Wissentlich und skrupellos hat der Unternehmer so die Gesundheit von hunderttausenden Frauen gefährdet. Er trägt die volle Verantwortung dafür. Es wäre daher selbstverständlich, dass PIP den Frauen, die nun in ständiger Angst leben müssen, die Entfernung und Ersetzung dieser gefährlichen Implantate bezahlt.

Doch um sich aus der Verantwortung zu ziehen, hat der Unternehmer vorgesorgt: Er hat ganz einfach sein Vermögen an die Familienangehörigen überschrieben und sagt nun, dass er „kein Geld“ hat, um irgendetwas zu zahlen.
Auch der große Mülheimer Chemikalienvertreiber Brenntag, der an PIP das Industriesilikon lieferte, sieht sich in keiner Verantwortung: Wie hätte er denn ahnen können, dass ein Brustimplantate-Hersteller das Industriesilikon… für Brustimplantate nutzt?

Obwohl die USA bereits im Jahr 2000 die Implantate von PIP nach Beschwerden und einer Überprüfung der Produktion verboten hatten und auch in der EU mehrere Warnungen bei Behörden eingingen, haben alle Instanzen in Europa vor den Machenschaften dieser großen Firma einfach die Augen verschlossen – von den französischen Behörden, über die Bezirksregierung Düsseldorf bis zum TÜV Rheinland.
Erst nachdem 2010 ein Arbeiter von PIP die Pfuscherei mit dem Industriesilikon anonym aufgedeckt hat, wurde dem Wahnsinn ein Ende gesetzt und der Betrieb geschlossen.

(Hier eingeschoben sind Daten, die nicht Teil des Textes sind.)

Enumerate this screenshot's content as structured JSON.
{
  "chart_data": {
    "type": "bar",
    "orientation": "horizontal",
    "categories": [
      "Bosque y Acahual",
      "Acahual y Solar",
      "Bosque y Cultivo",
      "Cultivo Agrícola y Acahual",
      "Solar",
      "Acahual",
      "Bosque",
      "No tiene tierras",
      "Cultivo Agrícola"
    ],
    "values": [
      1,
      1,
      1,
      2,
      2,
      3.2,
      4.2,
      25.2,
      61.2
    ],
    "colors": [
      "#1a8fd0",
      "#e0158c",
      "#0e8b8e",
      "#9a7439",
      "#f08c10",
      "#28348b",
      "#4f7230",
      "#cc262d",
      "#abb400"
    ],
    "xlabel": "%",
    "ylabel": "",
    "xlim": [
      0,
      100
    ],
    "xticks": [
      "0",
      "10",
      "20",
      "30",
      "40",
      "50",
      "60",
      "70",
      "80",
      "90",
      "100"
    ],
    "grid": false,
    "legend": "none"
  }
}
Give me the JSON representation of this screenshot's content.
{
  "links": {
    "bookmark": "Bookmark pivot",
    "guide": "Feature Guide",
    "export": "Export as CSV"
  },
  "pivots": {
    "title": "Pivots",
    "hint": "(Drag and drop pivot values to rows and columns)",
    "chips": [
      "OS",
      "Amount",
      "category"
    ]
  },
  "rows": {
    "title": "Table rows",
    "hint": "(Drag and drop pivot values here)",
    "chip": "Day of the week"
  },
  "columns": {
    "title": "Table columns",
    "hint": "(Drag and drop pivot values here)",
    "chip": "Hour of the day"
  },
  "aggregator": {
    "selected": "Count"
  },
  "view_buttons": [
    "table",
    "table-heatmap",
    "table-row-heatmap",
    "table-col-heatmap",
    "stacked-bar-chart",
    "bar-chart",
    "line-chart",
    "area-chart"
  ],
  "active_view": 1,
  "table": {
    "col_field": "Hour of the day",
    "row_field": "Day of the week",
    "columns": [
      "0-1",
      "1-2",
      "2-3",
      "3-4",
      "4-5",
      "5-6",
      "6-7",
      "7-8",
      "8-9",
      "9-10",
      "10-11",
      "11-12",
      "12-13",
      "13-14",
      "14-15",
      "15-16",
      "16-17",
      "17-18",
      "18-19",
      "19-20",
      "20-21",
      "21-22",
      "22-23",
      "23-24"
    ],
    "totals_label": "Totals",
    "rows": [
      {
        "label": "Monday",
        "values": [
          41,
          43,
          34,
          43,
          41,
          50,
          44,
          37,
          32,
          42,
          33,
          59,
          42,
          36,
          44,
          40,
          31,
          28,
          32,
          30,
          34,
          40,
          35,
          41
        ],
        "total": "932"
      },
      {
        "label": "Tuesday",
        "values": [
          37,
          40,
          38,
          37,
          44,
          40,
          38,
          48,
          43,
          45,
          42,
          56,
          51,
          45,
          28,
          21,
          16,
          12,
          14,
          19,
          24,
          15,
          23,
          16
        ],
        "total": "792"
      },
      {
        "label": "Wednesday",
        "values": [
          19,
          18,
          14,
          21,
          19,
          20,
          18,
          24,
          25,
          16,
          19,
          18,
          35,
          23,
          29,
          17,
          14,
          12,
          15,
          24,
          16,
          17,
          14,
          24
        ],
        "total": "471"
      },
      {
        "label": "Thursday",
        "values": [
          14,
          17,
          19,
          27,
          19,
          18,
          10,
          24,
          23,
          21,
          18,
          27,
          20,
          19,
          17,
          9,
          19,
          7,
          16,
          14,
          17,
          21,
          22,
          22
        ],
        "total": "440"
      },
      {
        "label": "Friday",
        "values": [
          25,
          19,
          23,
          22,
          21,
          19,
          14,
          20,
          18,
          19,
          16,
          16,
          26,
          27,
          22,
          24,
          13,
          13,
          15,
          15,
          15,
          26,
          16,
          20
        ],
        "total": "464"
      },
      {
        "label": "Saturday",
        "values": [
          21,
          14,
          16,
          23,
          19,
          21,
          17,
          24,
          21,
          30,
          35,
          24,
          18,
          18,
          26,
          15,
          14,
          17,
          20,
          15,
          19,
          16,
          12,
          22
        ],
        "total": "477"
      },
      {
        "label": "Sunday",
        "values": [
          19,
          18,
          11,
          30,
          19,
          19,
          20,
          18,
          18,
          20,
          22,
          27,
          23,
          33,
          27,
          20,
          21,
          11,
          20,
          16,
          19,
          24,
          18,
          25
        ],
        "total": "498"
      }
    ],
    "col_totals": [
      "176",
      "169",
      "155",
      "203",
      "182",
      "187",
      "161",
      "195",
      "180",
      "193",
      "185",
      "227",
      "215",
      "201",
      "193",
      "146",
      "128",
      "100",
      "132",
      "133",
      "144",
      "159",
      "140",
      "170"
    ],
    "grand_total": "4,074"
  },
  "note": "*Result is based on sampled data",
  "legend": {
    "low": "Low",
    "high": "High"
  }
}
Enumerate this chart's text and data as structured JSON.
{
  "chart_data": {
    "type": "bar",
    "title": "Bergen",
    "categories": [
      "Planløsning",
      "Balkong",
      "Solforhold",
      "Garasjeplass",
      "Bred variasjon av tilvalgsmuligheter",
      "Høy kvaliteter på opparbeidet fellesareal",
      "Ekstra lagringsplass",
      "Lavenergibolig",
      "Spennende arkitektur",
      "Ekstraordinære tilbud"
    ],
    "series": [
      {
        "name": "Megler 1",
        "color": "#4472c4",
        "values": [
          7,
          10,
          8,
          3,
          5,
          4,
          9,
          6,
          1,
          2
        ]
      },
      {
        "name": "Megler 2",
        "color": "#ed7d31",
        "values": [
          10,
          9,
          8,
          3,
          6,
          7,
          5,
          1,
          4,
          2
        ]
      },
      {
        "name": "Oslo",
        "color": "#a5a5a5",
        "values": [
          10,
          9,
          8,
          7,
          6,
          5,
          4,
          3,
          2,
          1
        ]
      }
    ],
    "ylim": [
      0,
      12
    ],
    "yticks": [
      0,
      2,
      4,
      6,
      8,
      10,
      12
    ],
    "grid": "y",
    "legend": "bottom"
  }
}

Ganz offen und dreist hat der Anwalt des Unternehmers von PIP erklärt, dessen kriminelles Vorgehen sei die normale „kapitalistische Vorgehensweise“. Ja, im Grunde ist die ganze Funktionsweise der kapitalistischen Wirtschaft kriminell. Der Profit ist in ihr das einzige, was zählt. Und dafür sind einige auch bereit, die Menschen bewusst zu vergiften.

Die Arbeitenden haben kein Interesse daran, auf Kosten der eigenen Gesundheit oder der ihrer Mitmenschen zu produzieren. Dieser Skandal führt erneut vor Augen, wie notwendig es ist, diese Unternehmer und ihr skrupelloses Profitstreben zu überwachen und eine wirkliche öffentliche Kontrolle über die Betriebe durchzusetzen. Und die Arbeitenden sind in der besten Position, um diese Kontrolle effektiv durchzuführen.